Early Design - Customer Support Dashboard
2️⃣ Final Dashboard
To further refine the narrative and ensure data clarity we came up with following wireframe through multiple iterations, the final layout included:
- Unified KPI bar (SLA, volume, customer happiness)
- Staff availability & presence indicators
- Customer service leaderboard
- Ticket aging visualization
- Heatmaps for workload distribution
- SLA-tier-based case highlighting
- Performance movement indicators (↑ / ↓)
- Modular, scalable layout
- Dark theme color palette
Wireframe
Final Wireframe - Customer Support Dashboard
Hi-Fi Design - Customer Support Dashboard
🧪 Usability Test Findings
Participants: 6 support leads, 2 operations managers
Method: Moderated remote sessions, think-aloud protocol
Tasks: 8 key scenarios (identify SLA risk, check agent capacity, etc.)
Key Results
- Task Success Rate: 92%
- Average Task Time: 12 sec (vs 45 sec previously)

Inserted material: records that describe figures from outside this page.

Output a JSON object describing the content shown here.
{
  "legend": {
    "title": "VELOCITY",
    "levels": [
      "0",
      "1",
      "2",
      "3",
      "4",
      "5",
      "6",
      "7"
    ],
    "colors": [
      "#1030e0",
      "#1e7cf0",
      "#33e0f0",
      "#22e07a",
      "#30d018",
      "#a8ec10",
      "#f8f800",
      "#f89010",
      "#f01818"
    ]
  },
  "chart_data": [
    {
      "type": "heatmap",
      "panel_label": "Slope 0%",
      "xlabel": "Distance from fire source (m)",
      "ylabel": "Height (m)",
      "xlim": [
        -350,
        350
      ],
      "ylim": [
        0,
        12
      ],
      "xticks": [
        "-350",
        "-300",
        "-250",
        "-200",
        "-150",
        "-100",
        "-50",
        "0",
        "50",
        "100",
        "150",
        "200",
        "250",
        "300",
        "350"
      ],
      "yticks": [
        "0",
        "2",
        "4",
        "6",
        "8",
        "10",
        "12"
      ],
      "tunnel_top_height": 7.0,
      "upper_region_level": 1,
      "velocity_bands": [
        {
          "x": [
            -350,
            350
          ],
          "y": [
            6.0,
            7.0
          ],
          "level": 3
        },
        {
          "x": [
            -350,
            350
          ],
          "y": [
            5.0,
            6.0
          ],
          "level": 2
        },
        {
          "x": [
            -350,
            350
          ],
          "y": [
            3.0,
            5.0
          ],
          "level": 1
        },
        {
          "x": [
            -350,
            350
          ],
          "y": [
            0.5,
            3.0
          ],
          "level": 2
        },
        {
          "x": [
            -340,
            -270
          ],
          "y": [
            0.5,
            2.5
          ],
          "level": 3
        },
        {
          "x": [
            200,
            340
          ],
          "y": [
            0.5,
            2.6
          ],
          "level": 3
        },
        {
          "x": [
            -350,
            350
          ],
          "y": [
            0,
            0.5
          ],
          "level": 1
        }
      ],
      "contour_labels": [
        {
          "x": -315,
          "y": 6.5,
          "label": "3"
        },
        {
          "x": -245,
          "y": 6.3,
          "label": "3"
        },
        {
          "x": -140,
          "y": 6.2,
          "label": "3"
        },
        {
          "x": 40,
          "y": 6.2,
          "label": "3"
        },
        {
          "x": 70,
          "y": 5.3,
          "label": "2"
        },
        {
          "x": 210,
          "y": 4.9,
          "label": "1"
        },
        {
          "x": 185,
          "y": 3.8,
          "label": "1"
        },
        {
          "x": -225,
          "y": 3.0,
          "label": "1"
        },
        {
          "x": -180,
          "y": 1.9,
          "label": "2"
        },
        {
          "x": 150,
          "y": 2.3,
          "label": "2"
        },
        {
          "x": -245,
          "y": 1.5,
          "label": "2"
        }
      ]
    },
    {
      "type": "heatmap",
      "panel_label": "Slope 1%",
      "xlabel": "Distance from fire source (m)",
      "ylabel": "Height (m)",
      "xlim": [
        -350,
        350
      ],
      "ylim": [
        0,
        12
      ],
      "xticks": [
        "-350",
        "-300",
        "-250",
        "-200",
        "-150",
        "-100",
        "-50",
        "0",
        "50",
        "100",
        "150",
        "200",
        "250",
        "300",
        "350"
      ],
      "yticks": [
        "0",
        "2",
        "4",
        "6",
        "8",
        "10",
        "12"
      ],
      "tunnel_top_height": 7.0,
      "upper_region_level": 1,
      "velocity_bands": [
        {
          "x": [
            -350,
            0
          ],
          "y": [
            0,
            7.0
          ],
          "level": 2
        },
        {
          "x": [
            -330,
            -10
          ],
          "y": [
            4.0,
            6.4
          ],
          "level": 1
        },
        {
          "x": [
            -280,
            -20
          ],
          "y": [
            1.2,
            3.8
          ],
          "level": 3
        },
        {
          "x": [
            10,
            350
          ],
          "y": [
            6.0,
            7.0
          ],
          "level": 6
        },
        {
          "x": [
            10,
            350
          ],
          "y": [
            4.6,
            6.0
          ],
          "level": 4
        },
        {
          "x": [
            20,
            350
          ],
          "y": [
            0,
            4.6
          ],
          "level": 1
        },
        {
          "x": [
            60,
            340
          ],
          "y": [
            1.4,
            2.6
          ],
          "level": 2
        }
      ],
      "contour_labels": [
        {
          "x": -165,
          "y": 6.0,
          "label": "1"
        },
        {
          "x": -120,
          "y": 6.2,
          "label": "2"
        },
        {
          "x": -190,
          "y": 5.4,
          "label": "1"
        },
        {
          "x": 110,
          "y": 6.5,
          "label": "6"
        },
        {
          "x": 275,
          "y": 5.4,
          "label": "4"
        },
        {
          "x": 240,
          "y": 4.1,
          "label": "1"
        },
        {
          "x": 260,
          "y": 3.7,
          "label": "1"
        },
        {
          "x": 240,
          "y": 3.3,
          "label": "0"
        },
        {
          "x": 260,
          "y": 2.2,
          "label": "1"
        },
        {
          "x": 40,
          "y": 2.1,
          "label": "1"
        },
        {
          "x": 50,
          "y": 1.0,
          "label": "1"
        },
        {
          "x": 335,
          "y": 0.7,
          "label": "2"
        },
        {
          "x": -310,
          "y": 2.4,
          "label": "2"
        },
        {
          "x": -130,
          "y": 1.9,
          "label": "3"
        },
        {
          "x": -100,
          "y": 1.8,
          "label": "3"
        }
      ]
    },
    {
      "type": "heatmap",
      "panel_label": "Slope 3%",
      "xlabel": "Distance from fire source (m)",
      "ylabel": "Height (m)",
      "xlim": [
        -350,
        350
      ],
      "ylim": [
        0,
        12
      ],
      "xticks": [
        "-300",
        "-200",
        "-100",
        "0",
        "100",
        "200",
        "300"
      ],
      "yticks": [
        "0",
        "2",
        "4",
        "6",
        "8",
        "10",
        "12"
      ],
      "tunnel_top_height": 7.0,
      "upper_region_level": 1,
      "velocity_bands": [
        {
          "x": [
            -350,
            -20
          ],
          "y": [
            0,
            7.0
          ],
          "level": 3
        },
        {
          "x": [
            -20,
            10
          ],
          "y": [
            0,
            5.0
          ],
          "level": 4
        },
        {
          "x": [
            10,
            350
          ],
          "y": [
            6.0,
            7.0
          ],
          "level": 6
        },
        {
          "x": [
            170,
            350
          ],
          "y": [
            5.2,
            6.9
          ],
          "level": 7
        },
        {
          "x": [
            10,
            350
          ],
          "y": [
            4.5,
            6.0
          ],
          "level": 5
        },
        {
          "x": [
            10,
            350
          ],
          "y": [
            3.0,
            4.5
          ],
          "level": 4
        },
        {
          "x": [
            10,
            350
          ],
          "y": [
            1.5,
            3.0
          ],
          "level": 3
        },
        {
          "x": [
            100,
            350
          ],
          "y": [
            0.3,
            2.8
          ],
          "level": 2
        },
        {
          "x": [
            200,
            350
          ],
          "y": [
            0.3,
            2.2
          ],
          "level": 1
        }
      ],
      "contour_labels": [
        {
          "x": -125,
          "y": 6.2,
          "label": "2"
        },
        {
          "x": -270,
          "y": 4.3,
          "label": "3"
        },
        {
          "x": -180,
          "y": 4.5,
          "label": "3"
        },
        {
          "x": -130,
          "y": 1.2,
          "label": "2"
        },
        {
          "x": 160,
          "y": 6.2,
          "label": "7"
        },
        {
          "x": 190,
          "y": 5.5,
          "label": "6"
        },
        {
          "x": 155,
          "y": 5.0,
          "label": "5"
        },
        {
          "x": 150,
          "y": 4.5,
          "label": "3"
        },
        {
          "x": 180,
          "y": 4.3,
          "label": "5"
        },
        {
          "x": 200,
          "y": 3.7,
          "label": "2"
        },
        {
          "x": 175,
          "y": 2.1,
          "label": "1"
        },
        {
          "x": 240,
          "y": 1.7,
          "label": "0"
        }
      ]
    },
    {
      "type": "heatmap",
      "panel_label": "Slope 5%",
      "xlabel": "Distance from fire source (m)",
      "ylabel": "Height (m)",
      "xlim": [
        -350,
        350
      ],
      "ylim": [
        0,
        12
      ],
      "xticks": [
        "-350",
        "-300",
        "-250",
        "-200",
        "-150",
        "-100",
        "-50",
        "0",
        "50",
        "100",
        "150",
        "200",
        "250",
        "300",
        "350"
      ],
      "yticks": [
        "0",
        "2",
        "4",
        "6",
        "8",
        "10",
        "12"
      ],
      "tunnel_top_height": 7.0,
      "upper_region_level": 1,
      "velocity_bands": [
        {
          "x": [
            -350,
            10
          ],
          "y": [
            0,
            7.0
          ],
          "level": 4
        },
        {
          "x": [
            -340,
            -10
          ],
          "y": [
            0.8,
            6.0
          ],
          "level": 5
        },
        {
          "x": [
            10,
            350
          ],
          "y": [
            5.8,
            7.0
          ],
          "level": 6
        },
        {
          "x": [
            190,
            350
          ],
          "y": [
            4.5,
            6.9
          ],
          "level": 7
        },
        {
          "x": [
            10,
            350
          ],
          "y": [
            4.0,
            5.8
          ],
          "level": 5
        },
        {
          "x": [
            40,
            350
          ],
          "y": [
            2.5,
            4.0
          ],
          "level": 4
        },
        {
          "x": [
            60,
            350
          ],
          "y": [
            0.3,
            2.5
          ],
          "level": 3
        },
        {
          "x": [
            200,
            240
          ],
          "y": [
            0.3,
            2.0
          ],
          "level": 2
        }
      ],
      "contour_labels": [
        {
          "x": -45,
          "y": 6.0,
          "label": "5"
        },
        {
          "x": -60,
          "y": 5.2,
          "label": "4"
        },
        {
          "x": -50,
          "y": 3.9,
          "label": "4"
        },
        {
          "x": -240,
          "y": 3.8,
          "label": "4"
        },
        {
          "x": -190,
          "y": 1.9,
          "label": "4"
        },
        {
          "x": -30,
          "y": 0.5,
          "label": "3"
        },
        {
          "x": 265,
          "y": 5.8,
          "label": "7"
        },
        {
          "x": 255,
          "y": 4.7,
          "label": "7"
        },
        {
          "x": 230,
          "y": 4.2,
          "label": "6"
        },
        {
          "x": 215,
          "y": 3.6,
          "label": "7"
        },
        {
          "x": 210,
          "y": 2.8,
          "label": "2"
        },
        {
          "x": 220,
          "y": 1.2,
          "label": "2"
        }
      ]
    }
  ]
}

- Risk Detection: Users immediately identified SLA breaches
Improvements Made
- Increased SLA font size (18px → 24px)
- Added tooltips for all acronyms
- Moved critical alerts to top-left for high visibility
⚙️ Technical Constraints & Limitations
Data Sources
- Ticketing API
- Internal reporting engine
- Workforce management system
Constraints
- 10-minute data refresh
- API rate limits
- 6-month data retention
- Standardized chart components (library restrictions)
Impact on Design
- Added “Last updated” timestamp
- SLA timers adjusted for ±1–2 min delay
- Trend charts restricted to 90-day window
🚀 Outcome & Impact
| Metric | Before (Manual Reports) | After (Analytics Dashboard) | Improvement |
|---|---|---|---|
| Data visibility | End-of-day Excel files | Real-time dashboard | ⚡ Instant updates |
| SLA monitoring | Manual tracking | Automated live metrics | ⏱️ 75% faster insights |
| Report preparation | 2 hrs/day | Automated visualization | 💡 Saved 8 hrs/week |
| Decision-making | Reactive | Predictive | 🔄 Shift to proactive management |
✨ Conclusion
The Team Performance Dashboard evolved from fragmented reporting into a dynamic, real-time intelligence system. It enables the organization to:
- Detect operational risks early
- Improve staff productivity
- See performance trends clearly
- Make fast, data-backed decisions
“When teams can see their data clearly, performance improves naturally.”